In the above cases, the teen is still taking ownership for her or his desired outcome, but is having a hard time spitting out his or her request. Both increased self-esteem, which often comes with age, and experienced positive outcomes, which often comes with practice, help a teen slide from direct, passive exchanges to direct, assertive ones.

 

A bit more difficult to navigate, but also age-normal, are communications in which teens “take responsibility” for the existence of their discourse, but not for their messages’ content, per se. For instance, they might utter “yup, I knew I was supposed to call you. At least I’m home and at least I woke you up to let you know I got here safely. Oh, by the way, the buses stopped, so I hitched” or “no way, to-day, am I helping out here and I CAN shout if I want to. You gotta’ understand my stress. I’m telling ya tests rot.”

 

Such transactions undergird a great portion of parental woe during children’s teen years. While passive aggressive interchanges are ordinary and are often quickly shed for more sophisticate d modes of behavior, while they are foremost in our children’s arsenal of skills, they exhaust us.

 

Less usual, but more worrisome, are communications which are both indirect and passive. Most parents receive information from their sons and daughters via these conduits and most parents abhor them. This sort of meaning making takes a lot of head work, on the part of parents, as well as requires a lot of conscientious deep breathing.

 

Indirect, passive communication might look like this; “Other kids’ moms don’t get twisted up if the kids are out late. Get a chill pill, Mom. I’m here” or “no way am I helping. You’re a piece of work. Get a grip.”

 

This sort of idea exchange is difficult, at best, hard not to respond to, under most circumstances, and entirely provocative most of the time. This kind of communication is why mothers flee quickly upon noticing their children returning from school.

 

Fortunately, children grow up. Thereafter, they tend to speak to us primarily with direct, assertive language patterns. Then they present us with grandchildren and we are able to witness/participate in immature patterns of communication once more.

 

Until we merit seeing our children’s children, it’s useful to keep in mind that teens aggravate their parents into attending to them not because they are malicious beasts but because they are unskilled rhetors.

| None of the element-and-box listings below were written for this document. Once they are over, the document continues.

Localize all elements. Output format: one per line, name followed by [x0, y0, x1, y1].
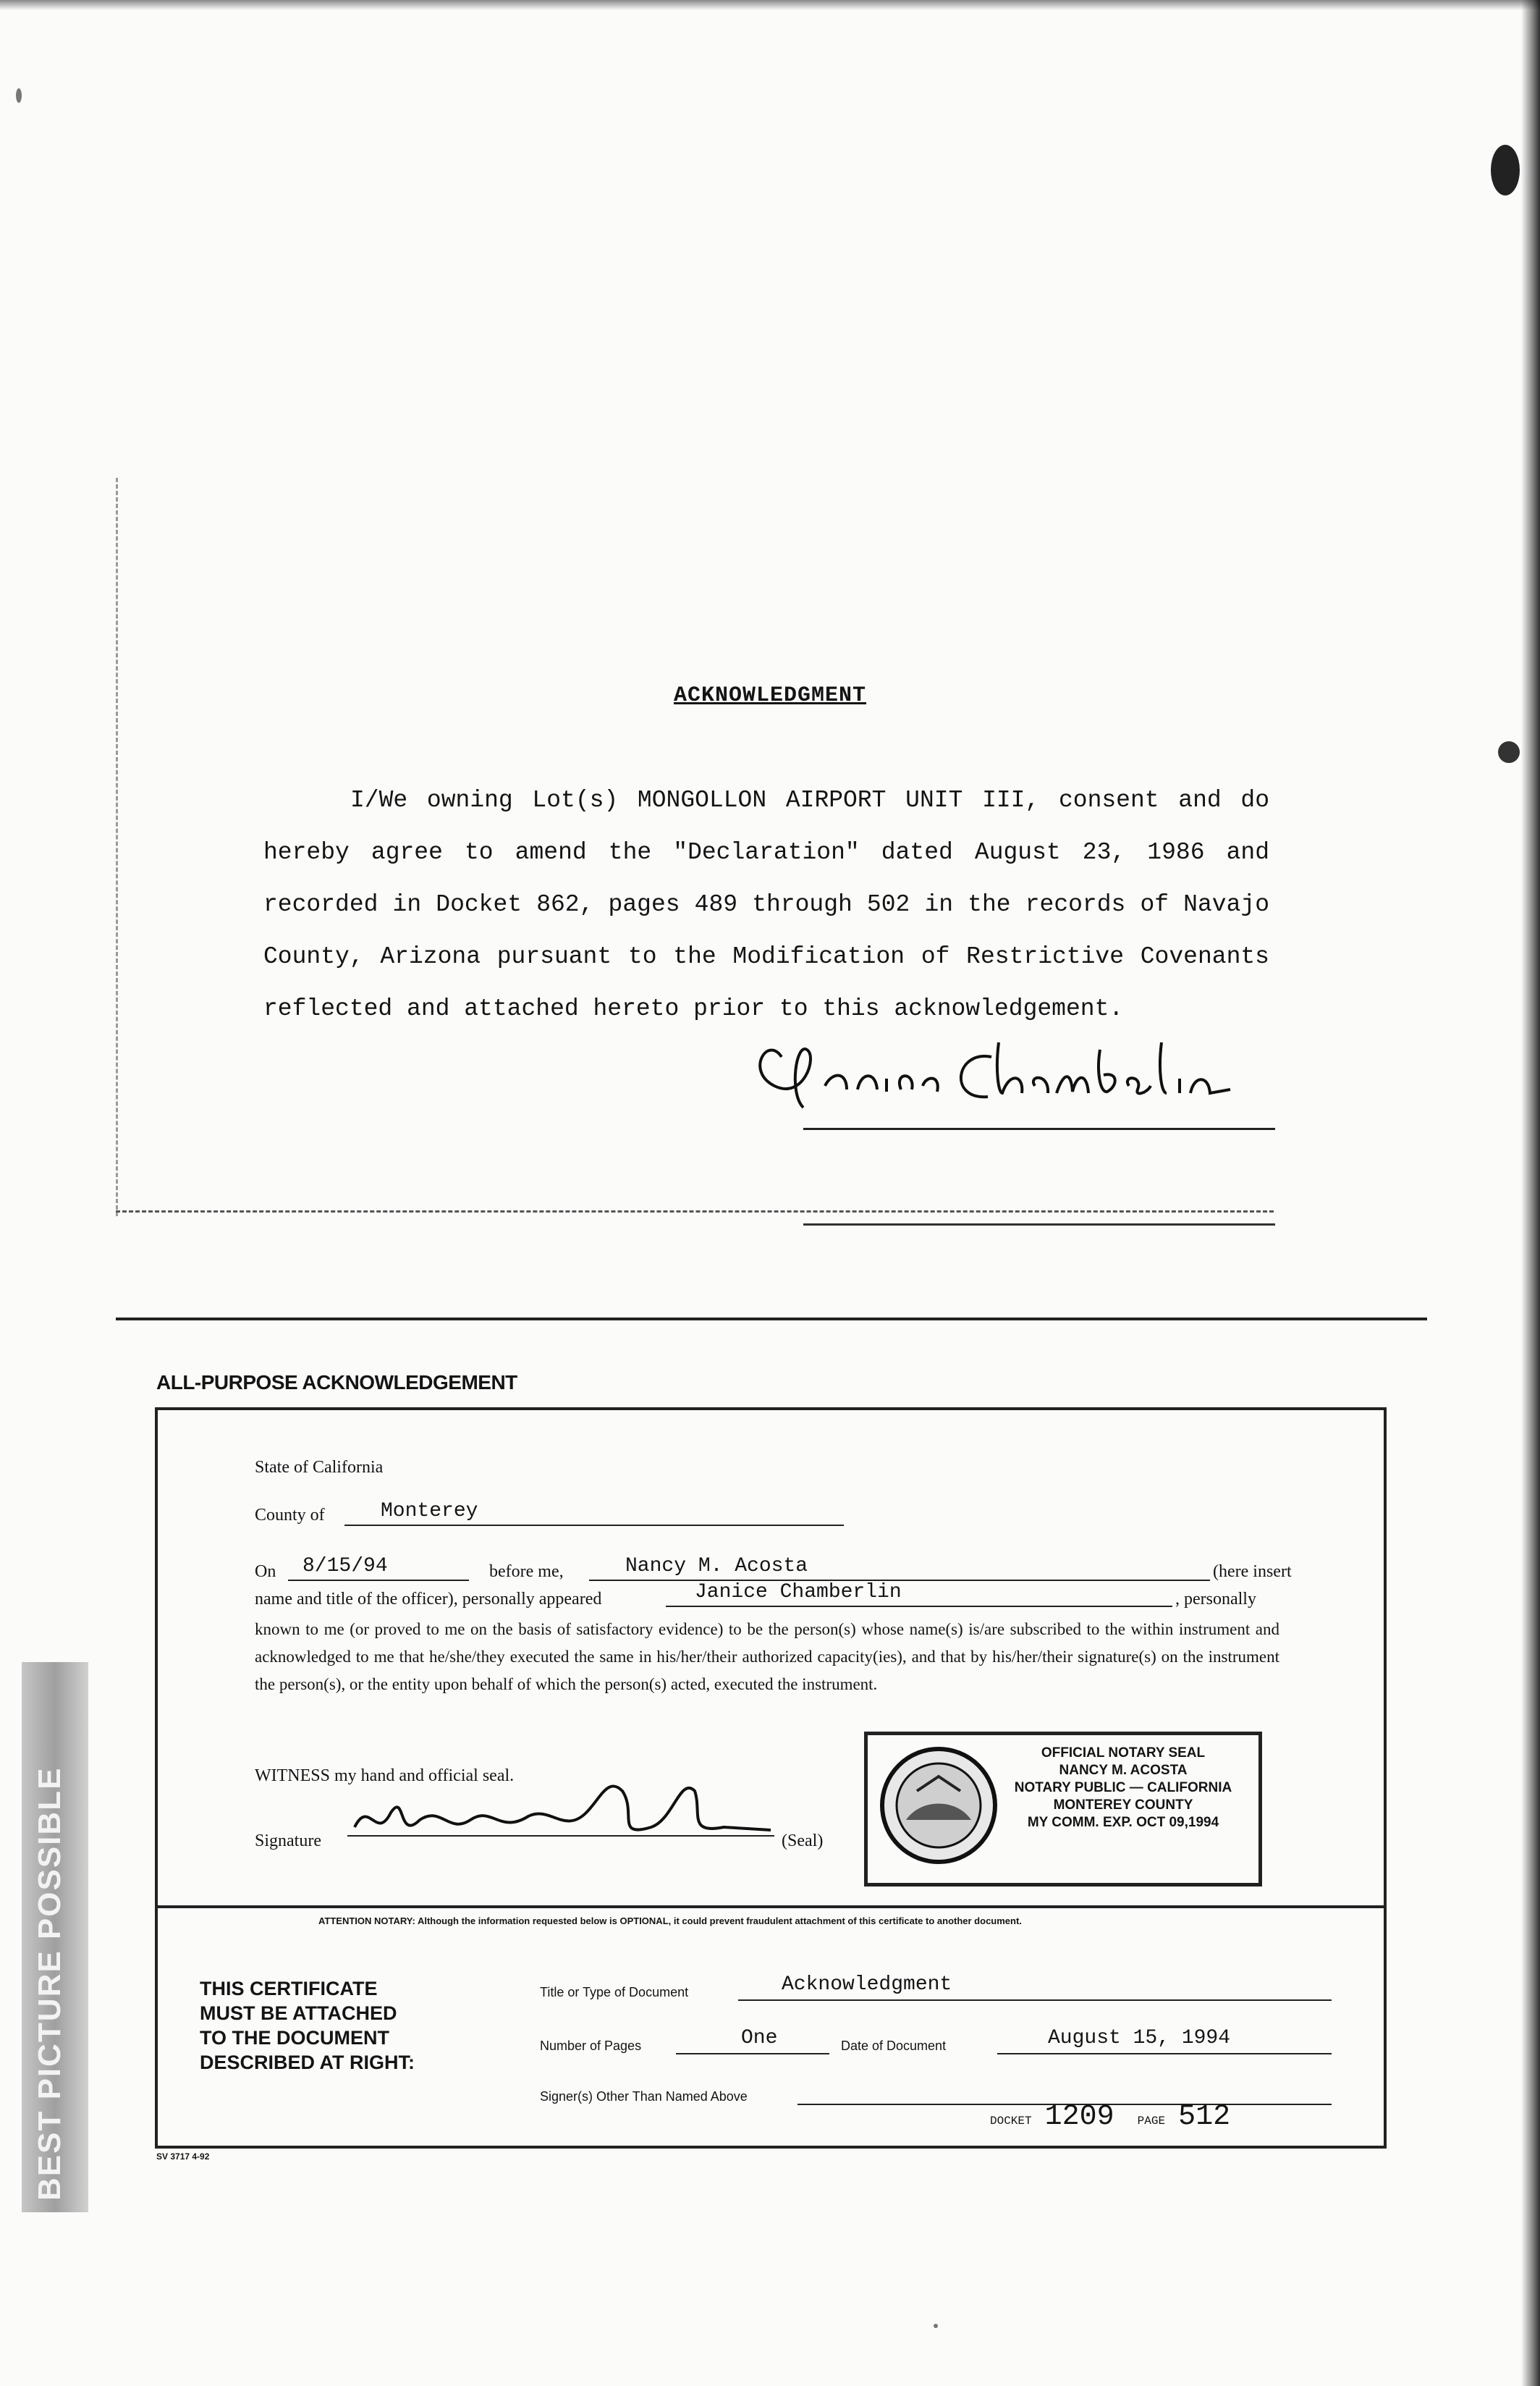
personally-label: , personally	[1175, 1590, 1256, 1609]
certificate-instruction	[200, 1976, 415, 2075]
county-value: Monterey	[381, 1500, 478, 1522]
doc-date-field	[997, 2027, 1332, 2054]
before-me-label: before me,	[489, 1562, 564, 1581]
seal-line: NANCY M. ACOSTA	[1059, 1763, 1188, 1778]
date-field	[288, 1556, 469, 1581]
name-title-label: name and title of the officer), personally appeared	[255, 1590, 602, 1609]
state-seal-icon	[877, 1740, 1000, 1871]
seal-line: NOTARY PUBLIC — CALIFORNIA	[1014, 1780, 1232, 1795]
attention-notary: ATTENTION NOTARY: Although the information requested below is OPTIONAL, it could prevent fraudulent attachment of this certificate to another document.	[318, 1915, 1022, 1926]
doc-date-value: August 15, 1994	[1048, 2027, 1231, 2049]
page-number: 512	[1178, 2101, 1231, 2133]
on-label: On	[255, 1562, 276, 1581]
cert-line: THIS CERTIFICATE	[200, 1978, 378, 1999]
docket-label: DOCKET	[990, 2115, 1032, 2128]
best-picture-text: BEST PICTURE POSSIBLE	[32, 1766, 67, 2201]
signature-line-lower	[803, 1223, 1275, 1226]
officer-value: Nancy M. Acosta	[625, 1555, 808, 1577]
county-field	[344, 1501, 844, 1526]
appeared-field	[666, 1582, 1172, 1607]
scan-speck	[934, 2324, 938, 2328]
scan-speck	[16, 88, 22, 103]
cert-line: DESCRIBED AT RIGHT:	[200, 2052, 415, 2073]
form-divider	[155, 1905, 1387, 1908]
state-label: State of California	[255, 1458, 384, 1477]
docket-number: 1209	[1044, 2101, 1114, 2133]
officer-field	[589, 1556, 1210, 1581]
cert-line: MUST BE ATTACHED	[200, 2002, 397, 2024]
scan-speck	[1498, 741, 1520, 763]
acknowledgment-body	[263, 775, 1269, 1035]
appeared-value: Janice Chamberlin	[695, 1581, 902, 1603]
notary-signature	[347, 1769, 774, 1849]
janice-chamberlin-signature	[738, 1028, 1275, 1115]
fold-line	[116, 1210, 1274, 1215]
seal-text	[1000, 1745, 1246, 1831]
seal-line: MY COMM. EXP. OCT 09,1994	[1027, 1815, 1219, 1830]
date-value: 8/15/94	[302, 1555, 388, 1577]
seal-line: MONTEREY COUNTY	[1053, 1797, 1193, 1813]
form-title: ALL-PURPOSE ACKNOWLEDGEMENT	[156, 1371, 517, 1394]
doc-type-value: Acknowledgment	[782, 1973, 952, 1996]
scan-top-edge	[0, 0, 1540, 10]
county-label: County of	[255, 1506, 325, 1525]
seal-line: OFFICIAL NOTARY SEAL	[1041, 1745, 1206, 1761]
acknowledgment-title: ACKNOWLEDGMENT	[673, 683, 867, 708]
pages-label: Number of Pages	[540, 2039, 642, 2053]
signature-label: Signature	[255, 1831, 321, 1850]
scan-right-edge	[1521, 0, 1540, 2386]
doc-date-label: Date of Document	[841, 2039, 947, 2053]
seal-label: (Seal)	[782, 1831, 824, 1850]
scan-speck	[1491, 145, 1520, 195]
doc-type-label: Title or Type of Document	[540, 1985, 689, 1999]
page-label: PAGE	[1137, 2115, 1166, 2128]
acknowledgment-text: I/We owning Lot(s) MONGOLLON AIRPORT UNIT III, consent and do hereby agree to amend the "Declaration" dated August 23, 1986 and recorded in Docket 862, pages 489 through 502 in the records of Navajo County, Arizona pursuant to the Modification of Restrictive Covenants reflected and attached hereto prior to this acknowledgement.	[263, 787, 1269, 1022]
notary-paragraph: known to me (or proved to me on the basis of satisfactory evidence) to be the person(s) whose name(s) is/are subscribed to the within instrument and acknowledged to me that he/she/they executed the same in his/her/their authorized capacity(ies), and that by his/her/their signature(s) on the instrument the person(s), or the entity upon behalf of which the person(s) acted, executed the instrument.	[255, 1620, 1279, 1693]
form-code: SV 3717 4-92	[156, 2151, 210, 2162]
signature-line	[803, 1128, 1275, 1130]
cert-line: TO THE DOCUMENT	[200, 2027, 389, 2049]
docket-stamp	[990, 2101, 1230, 2133]
pages-field	[676, 2027, 829, 2054]
witness-text: WITNESS my hand and official seal.	[255, 1766, 515, 1785]
here-insert-label: (here insert	[1213, 1562, 1292, 1581]
doc-type-field	[738, 1973, 1332, 2001]
pages-value: One	[741, 2027, 778, 2049]
signers-label: Signer(s) Other Than Named Above	[540, 2089, 748, 2104]
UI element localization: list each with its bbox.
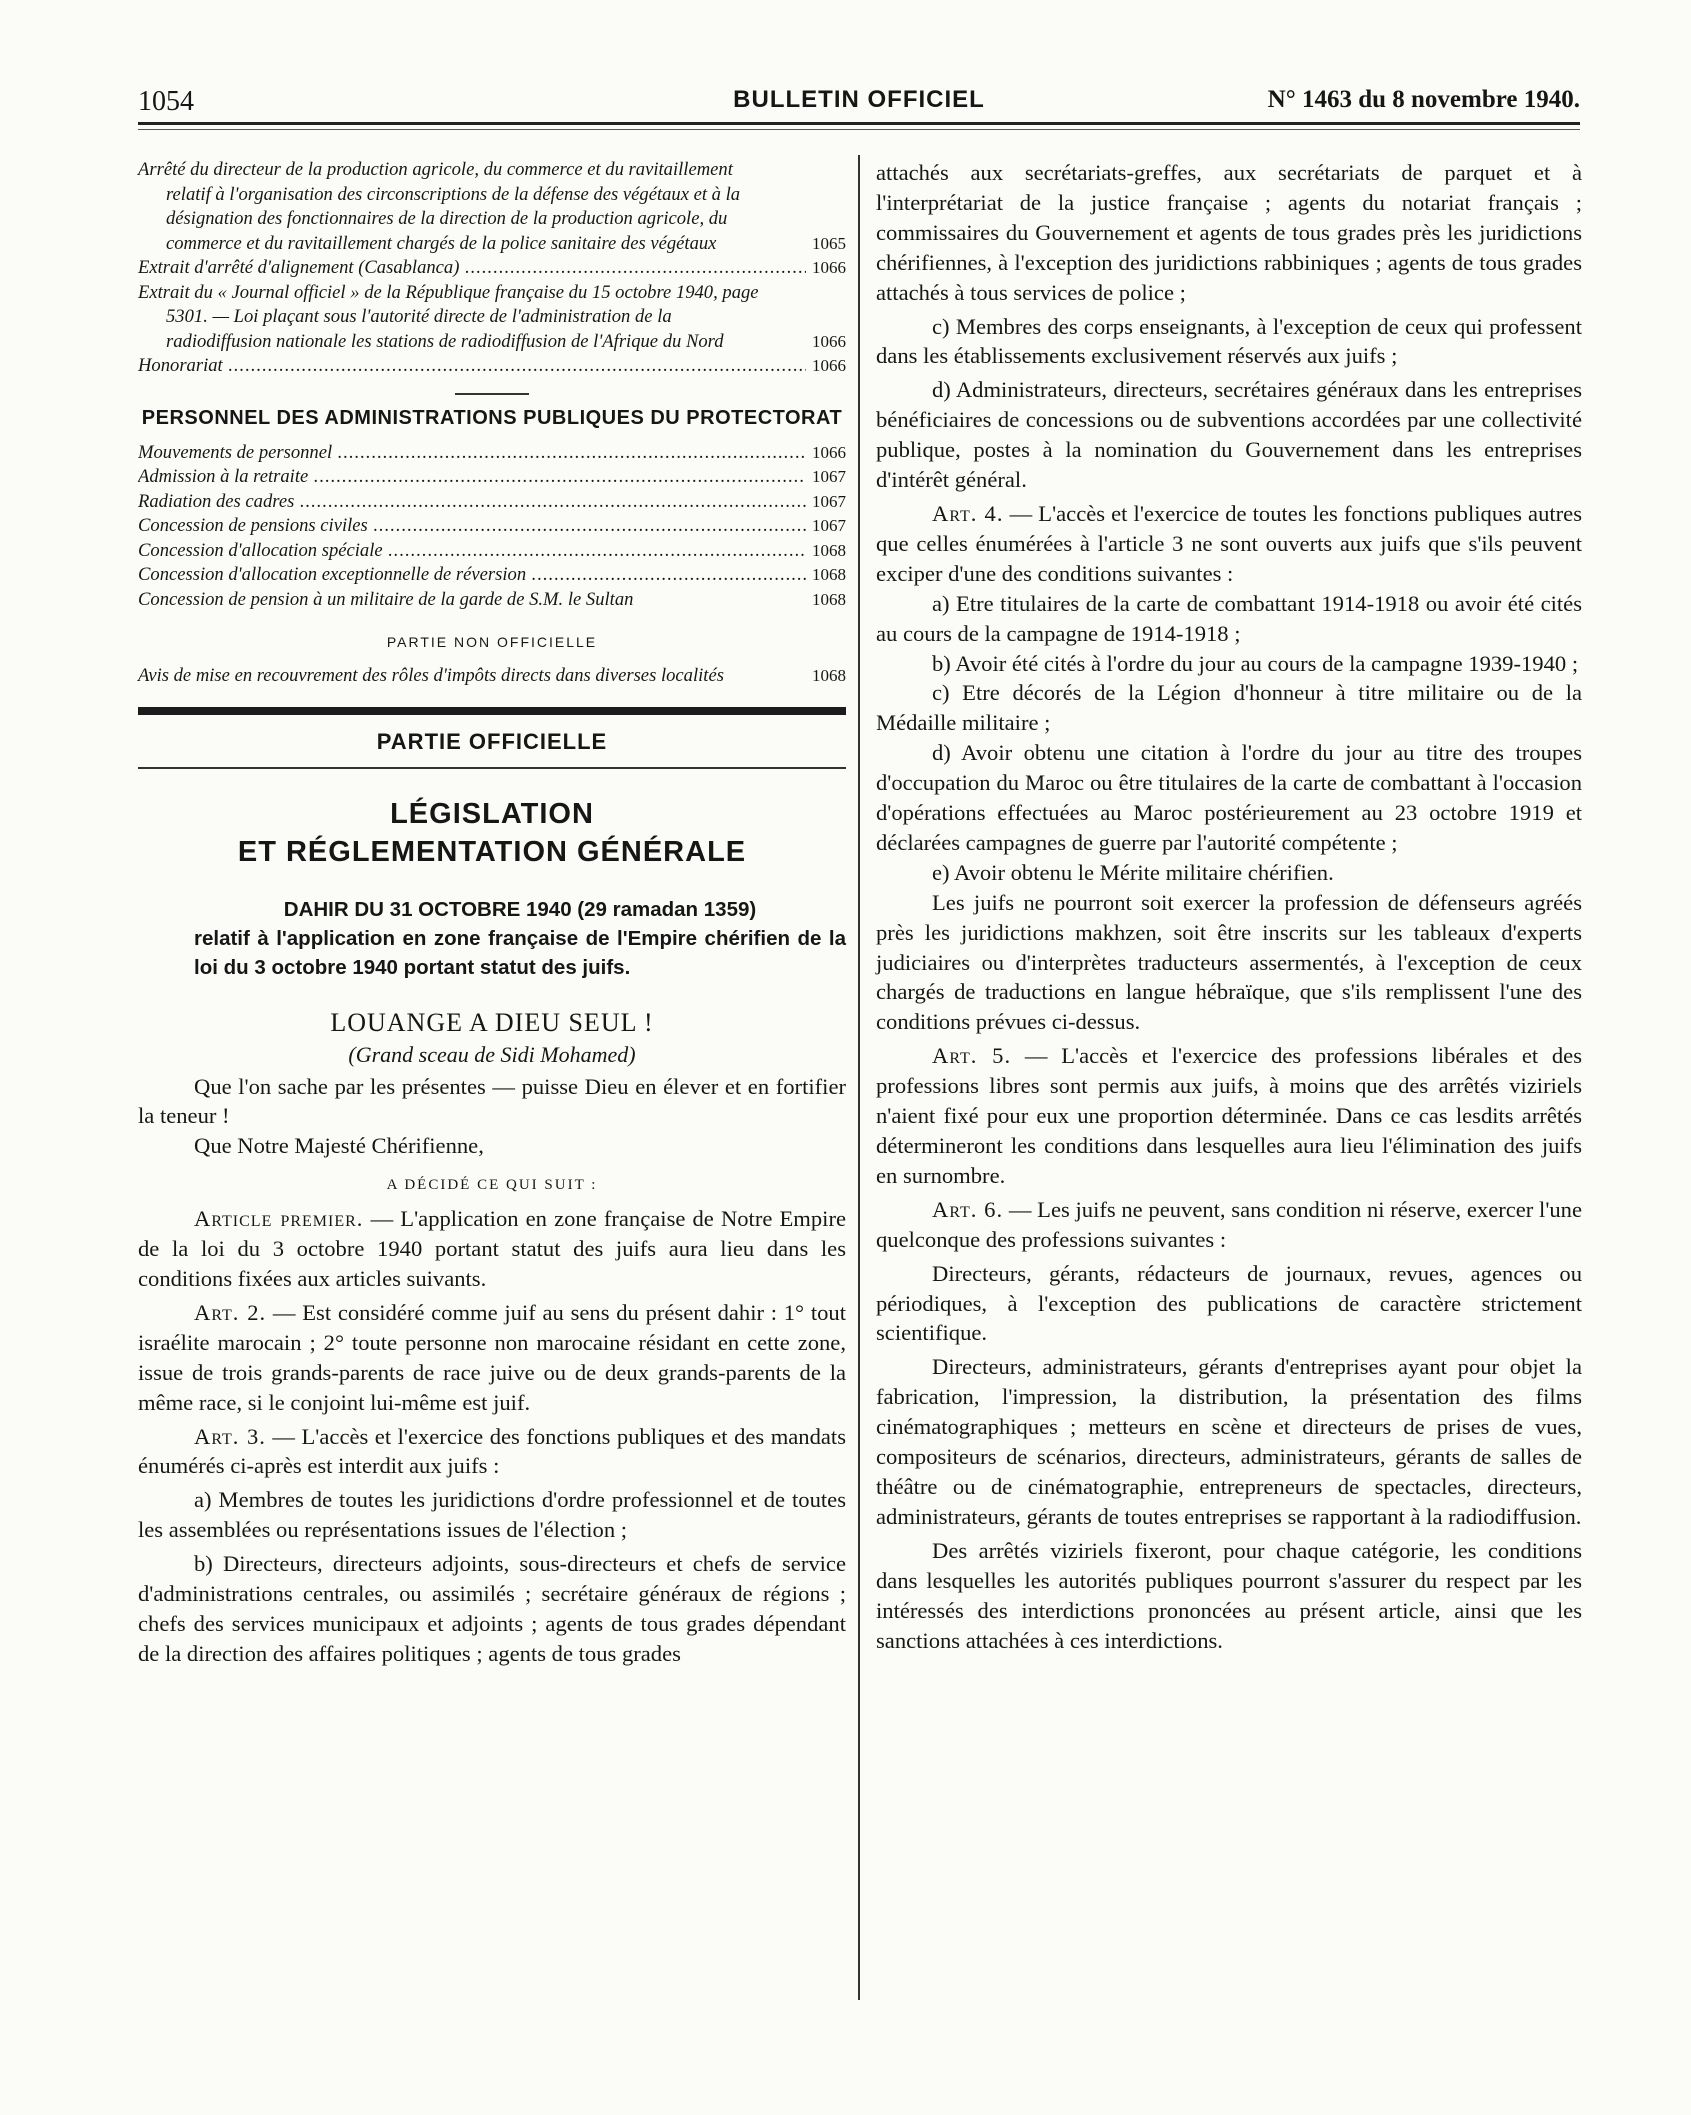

They neither hate their parents nor are interested in investing more than a smidge of their energy into familial talk. After all, there are cars, term papers, parties, and the like which get higher priority for their attention.

 

Thus, the next time your teen turns up the volume on his or her most horrible tunes, tries to “defy” by dint of spiked, multi-colored hair, tells you you’re the worst parent in the world (mere hours before insisting only you can provide necessary hugs), crayons protest signs and marches around the neighborhood as a means to increasing his or her funding, or otherwise attempts to coerce you into regrettable responses, keep in mind that your offspring is functioning at the highest level with which he or she is familiar. As is true with less than perfect discourse, those other wonderfully adolescent behaviors are just highway markers on the route to maturity. Besides, were our children not to declare their independence through impossible talk and acts, we might have to pay someone to entertain us.